TrueUSD's Borrowing Rates Jumped to 100% as TUSD Soared to $1.20: Kaiko
Traders shorted TUSD to capture a 20% upside for the token’s intended $1 peg.

Traders quickly jumped in to take advantage of trueUSD’s (TUSD) depegging event Tuesday to capture a potential 20% gain – paying an outrageously large amount in fees to be able to do so.
Crypto analytics firm Kaiko said in a Wednesday newsletter that on-chain traders utilized Aave and Compound, two popular lending protocols, to borrow large amounts of TUSD and then quickly swapp these holdings for USD coin (USDC), another dollar-pegged token.
Such a move was to effectively short, or bet against, TUSD from its elevated price. However, neither Aave nor Compound had a large supply of TUSD, which caused borrowing rates to hit over 100% annualized on both protocols.
Kaiko said these token conversions appeared to be organic instead of driven by automated bots. The firm added TUSD’s depegging likely occurred due to the lack of liquidity backing its intended $1 peg.
“Binance has recently been promoting TUSD, making BTC-TUSD the only zero-fee pair on the exchange,” Kaiko wrote. “This quickly made Binance BTC-TUSD one of the highest-volume pairs in all of crypto despite TUSD being relatively unknown amongst stablecoins.”
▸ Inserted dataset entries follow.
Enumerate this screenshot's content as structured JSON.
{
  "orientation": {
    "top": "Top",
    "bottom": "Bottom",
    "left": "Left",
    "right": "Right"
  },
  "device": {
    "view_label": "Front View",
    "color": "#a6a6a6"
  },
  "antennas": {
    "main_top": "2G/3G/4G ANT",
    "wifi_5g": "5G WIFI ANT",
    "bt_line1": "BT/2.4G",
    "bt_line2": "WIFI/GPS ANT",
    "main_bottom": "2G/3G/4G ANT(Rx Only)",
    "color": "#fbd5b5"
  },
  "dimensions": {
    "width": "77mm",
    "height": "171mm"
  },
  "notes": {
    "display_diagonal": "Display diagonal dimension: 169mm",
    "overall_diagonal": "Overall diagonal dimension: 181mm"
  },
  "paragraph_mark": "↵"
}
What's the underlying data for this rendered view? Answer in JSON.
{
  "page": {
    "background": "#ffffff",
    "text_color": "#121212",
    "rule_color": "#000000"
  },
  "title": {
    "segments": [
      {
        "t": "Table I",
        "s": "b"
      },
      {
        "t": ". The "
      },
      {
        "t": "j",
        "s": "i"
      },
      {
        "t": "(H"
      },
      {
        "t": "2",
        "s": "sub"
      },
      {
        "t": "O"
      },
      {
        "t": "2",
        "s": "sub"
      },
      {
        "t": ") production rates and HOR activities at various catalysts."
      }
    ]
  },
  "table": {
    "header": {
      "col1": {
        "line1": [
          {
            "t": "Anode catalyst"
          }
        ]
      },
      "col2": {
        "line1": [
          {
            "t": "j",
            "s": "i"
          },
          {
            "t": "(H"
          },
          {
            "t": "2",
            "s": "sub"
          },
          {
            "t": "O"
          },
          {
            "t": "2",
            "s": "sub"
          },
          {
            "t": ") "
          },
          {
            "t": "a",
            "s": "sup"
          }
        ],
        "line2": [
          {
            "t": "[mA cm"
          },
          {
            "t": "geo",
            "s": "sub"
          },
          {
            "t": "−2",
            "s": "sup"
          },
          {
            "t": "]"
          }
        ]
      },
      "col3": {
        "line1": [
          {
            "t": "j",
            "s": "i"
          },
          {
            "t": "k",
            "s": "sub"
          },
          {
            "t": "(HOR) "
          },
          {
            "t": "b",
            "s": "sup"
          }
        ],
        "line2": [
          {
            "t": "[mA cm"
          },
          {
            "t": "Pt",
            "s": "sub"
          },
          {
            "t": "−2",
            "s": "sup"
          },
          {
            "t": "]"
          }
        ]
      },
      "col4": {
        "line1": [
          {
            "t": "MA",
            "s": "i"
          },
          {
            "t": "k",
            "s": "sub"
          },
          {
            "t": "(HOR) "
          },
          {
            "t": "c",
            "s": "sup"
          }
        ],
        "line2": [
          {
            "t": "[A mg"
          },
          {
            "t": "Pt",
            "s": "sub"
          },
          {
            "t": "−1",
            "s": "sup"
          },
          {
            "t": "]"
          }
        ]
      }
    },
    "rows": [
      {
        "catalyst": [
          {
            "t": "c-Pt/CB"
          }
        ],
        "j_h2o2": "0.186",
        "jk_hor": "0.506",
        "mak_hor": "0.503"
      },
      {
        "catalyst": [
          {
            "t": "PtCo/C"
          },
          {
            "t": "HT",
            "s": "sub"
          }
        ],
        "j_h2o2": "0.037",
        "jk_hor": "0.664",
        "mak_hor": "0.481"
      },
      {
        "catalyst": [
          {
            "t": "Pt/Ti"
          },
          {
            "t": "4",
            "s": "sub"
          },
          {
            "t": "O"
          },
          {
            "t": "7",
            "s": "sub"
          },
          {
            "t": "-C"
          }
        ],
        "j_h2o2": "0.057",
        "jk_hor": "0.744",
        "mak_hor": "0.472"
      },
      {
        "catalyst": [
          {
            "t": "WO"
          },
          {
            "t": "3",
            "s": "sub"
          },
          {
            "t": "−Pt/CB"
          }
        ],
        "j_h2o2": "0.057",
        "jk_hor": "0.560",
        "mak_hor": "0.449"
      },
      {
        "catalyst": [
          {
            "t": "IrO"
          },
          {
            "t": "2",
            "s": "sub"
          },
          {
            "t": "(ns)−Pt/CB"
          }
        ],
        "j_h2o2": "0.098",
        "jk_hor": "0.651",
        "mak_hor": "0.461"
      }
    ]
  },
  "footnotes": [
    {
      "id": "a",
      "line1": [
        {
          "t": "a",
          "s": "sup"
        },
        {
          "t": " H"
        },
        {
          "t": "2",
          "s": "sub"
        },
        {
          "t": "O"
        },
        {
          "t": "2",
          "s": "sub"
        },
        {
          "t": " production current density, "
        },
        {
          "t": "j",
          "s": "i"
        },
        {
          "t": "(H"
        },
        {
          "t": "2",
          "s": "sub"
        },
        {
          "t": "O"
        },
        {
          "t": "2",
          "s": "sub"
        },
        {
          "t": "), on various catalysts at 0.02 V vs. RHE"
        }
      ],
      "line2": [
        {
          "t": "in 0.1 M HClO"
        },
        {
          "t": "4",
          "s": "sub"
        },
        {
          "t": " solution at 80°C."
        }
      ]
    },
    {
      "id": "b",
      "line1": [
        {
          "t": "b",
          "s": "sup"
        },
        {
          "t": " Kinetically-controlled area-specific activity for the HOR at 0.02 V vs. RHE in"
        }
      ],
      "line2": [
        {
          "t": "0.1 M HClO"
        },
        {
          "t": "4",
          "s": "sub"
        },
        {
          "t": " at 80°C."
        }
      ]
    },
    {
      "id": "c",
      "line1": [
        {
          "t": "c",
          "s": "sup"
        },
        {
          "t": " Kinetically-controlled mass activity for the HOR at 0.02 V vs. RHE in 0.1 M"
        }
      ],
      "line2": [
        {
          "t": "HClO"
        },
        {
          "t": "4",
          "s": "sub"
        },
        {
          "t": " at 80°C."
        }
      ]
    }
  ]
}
“Additionally, TUSD liquidity has not kept pace with its volumes, making a depegging like this more likely,” it added.
Binance has shied away from Binance USD (BUSD), which it offered in association with crypto firm Paxos, since regulatory troubles earlier this year. Paxos said at the time it would stop minting new BUSD tokens at the direction of the New York Department of Financial Services (NYDFS).
Traders have quickly adopted TUSD on Binance. Bitcoin trading volumes paired with the token clocked over $1 billion over the past 24 hours, second only to tether-denominated trading at $1.5 billion.